When her business partner suggested plastic canvas as an alternate substrate, Bara says it was a breakthrough moment that allowed her to create kits with much wider appeal. With plastic canvas she can design in three-dimensions and the projects are easy enough for even a beginner to complete successfully.

Each kit includes plastic canvas (some, like the pillow and zippered pouch, use needlepoint canvas), DMC tapestry wool, a tapestry needle, and an instruction booklet. Designs range from earrings, a handbag, a pillow, a wall hanging, a planter, and wall art.

Brett Bara

Kits are ideal for Bargello because the materials can be hard to source, especially tapestry wool which is challenging to find in stores. “People truly don’t know what needle to use and what surfaces to stitch on so I think that’s a big benefit of having a kit for sure,” she says. Hello Bargello is now also carrying a la carte supplies so customers can come back and stock up once they run out.

To help people learn Bargello, Bara created a library of short, step-by-step how-to videos on the Hello Bargello website.

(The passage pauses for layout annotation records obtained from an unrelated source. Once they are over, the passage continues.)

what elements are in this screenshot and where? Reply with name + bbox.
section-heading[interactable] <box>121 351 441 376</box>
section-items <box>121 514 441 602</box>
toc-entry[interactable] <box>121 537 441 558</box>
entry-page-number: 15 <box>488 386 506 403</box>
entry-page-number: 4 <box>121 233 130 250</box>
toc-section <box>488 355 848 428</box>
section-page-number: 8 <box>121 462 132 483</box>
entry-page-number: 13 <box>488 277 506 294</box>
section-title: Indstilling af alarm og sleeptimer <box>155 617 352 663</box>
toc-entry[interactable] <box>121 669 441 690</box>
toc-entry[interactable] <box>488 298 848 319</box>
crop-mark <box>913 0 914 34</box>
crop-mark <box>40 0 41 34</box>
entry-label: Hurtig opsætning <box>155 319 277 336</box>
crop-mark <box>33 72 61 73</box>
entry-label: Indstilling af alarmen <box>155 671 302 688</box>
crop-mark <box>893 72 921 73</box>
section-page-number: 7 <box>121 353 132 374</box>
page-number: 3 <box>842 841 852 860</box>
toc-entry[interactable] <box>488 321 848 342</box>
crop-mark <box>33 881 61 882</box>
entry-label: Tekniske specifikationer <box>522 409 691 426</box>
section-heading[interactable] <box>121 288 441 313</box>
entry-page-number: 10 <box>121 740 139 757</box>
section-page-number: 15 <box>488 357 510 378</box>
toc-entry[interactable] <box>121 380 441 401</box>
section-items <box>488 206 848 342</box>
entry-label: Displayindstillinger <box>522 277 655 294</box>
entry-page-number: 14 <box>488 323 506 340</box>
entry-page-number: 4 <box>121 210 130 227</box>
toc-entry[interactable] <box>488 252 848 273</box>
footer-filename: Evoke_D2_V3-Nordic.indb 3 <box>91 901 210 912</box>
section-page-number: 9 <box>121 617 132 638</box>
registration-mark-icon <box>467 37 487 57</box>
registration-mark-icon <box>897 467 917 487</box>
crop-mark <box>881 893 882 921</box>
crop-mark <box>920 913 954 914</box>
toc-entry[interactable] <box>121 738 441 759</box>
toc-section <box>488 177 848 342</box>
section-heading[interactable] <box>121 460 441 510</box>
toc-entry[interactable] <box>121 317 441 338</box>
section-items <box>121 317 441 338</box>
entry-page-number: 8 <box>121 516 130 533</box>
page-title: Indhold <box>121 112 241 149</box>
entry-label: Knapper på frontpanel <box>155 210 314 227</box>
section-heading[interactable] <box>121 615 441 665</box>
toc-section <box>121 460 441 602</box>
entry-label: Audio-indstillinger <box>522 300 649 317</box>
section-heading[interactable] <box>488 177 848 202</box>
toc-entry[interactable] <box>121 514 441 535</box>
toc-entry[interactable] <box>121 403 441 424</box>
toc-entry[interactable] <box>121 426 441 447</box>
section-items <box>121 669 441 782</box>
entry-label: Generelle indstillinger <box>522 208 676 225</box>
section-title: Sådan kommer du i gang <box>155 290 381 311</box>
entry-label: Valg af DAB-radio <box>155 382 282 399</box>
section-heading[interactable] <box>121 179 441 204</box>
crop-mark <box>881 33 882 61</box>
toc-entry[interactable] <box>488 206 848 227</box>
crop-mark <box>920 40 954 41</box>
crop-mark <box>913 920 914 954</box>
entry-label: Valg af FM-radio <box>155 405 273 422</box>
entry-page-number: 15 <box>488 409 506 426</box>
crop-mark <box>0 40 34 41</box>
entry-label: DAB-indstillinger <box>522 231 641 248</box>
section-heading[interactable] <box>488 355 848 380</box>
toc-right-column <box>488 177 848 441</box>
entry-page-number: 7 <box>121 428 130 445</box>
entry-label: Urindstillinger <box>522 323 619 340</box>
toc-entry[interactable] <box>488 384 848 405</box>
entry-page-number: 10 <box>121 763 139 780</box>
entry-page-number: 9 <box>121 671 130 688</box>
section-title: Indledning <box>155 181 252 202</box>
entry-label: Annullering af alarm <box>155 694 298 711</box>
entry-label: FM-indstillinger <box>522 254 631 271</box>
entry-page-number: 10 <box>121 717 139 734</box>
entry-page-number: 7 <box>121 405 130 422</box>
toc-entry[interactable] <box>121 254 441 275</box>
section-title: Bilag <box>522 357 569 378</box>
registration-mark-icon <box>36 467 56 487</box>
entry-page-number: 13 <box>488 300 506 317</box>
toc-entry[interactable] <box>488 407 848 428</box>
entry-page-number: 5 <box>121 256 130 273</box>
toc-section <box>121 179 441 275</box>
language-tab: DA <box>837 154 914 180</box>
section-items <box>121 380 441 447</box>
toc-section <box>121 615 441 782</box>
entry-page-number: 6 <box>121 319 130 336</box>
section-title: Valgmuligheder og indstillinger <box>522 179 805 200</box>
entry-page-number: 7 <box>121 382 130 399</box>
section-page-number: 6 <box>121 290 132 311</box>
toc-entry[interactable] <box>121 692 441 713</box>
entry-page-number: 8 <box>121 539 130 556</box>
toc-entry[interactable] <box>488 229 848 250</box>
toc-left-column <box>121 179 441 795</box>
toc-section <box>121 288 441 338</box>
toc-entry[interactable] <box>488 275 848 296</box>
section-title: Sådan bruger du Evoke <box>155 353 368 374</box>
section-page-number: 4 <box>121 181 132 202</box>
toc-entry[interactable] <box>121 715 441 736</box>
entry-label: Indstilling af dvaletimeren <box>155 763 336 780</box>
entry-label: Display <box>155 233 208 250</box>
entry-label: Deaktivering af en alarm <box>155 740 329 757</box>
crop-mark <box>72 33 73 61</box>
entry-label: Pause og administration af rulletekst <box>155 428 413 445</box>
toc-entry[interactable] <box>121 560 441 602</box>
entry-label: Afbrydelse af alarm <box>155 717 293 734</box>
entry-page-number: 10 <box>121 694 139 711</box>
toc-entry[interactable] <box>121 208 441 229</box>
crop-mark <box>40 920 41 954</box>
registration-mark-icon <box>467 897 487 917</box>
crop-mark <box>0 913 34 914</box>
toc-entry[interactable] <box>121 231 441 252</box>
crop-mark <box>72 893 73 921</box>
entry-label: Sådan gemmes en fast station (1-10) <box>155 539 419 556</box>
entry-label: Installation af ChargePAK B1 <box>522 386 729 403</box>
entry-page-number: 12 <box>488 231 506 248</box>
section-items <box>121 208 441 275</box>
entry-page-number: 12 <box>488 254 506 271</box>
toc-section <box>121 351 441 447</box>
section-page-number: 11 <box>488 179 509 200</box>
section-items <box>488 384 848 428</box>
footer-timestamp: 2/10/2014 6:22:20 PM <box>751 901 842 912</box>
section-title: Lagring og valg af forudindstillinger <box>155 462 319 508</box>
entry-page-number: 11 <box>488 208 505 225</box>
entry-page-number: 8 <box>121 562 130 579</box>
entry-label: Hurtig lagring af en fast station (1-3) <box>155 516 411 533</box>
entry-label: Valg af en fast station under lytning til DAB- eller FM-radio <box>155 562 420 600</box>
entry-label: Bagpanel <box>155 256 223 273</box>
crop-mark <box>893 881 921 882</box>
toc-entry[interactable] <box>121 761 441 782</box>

Her next project is to add a downloadable library of Bargello stitches, like the flame stitch and the serpentine, which right now are only available in vintage books. “I just want them to live online and be preserved. I don’t want them to be lost in the past,” she says.

Rumours Tissue Box Kit
Go Your Own Way Vase Kit

When it comes to aesthetics Bara looks to what’s trending in the design world at large, not just within the crafts industry, and works to apply those colors and concepts to the art direction, a process she’s been doing at Brooklyn Craft Company since the beginning. “Our customer base are urban people who don’t craft yet, but are kind of interested, but don’t know how to start. So we really try to appeal to them with a style that looks familiar and then have it be a craft instead of a handbag, for example,” she explains. In fact, the Landslide Clutch kit at Hello Bargello is directly inspired by the shape and hardware of a bag from the popular apparel store Madewell.

Instagram has been a key marketing tool for Hello Bargello. Bara does stitch-alongs in Stories which she says has been very effective. She also shows her fancy nail art manicures which she says always get good engagement. She shares pictures from vintage Bargello books and explains what the instructions were like. Then she shows her process of modernizing them for today’s crafter.

Until now Bara has really focused on direct-to-consumer sales, although she does have a limited range of kits available for wholesale. She says her biggest challenge right now is finding enough time to create all the new designs she’s been dreaming about. A new wall hanging kit just released and she’s hoping to do more accessories soon.

Bara is convinced that Bargello is going to be the next big crafting trend and I think she’s probably right. An ombre Bargello pillow or two would look pretty great on my couch right now.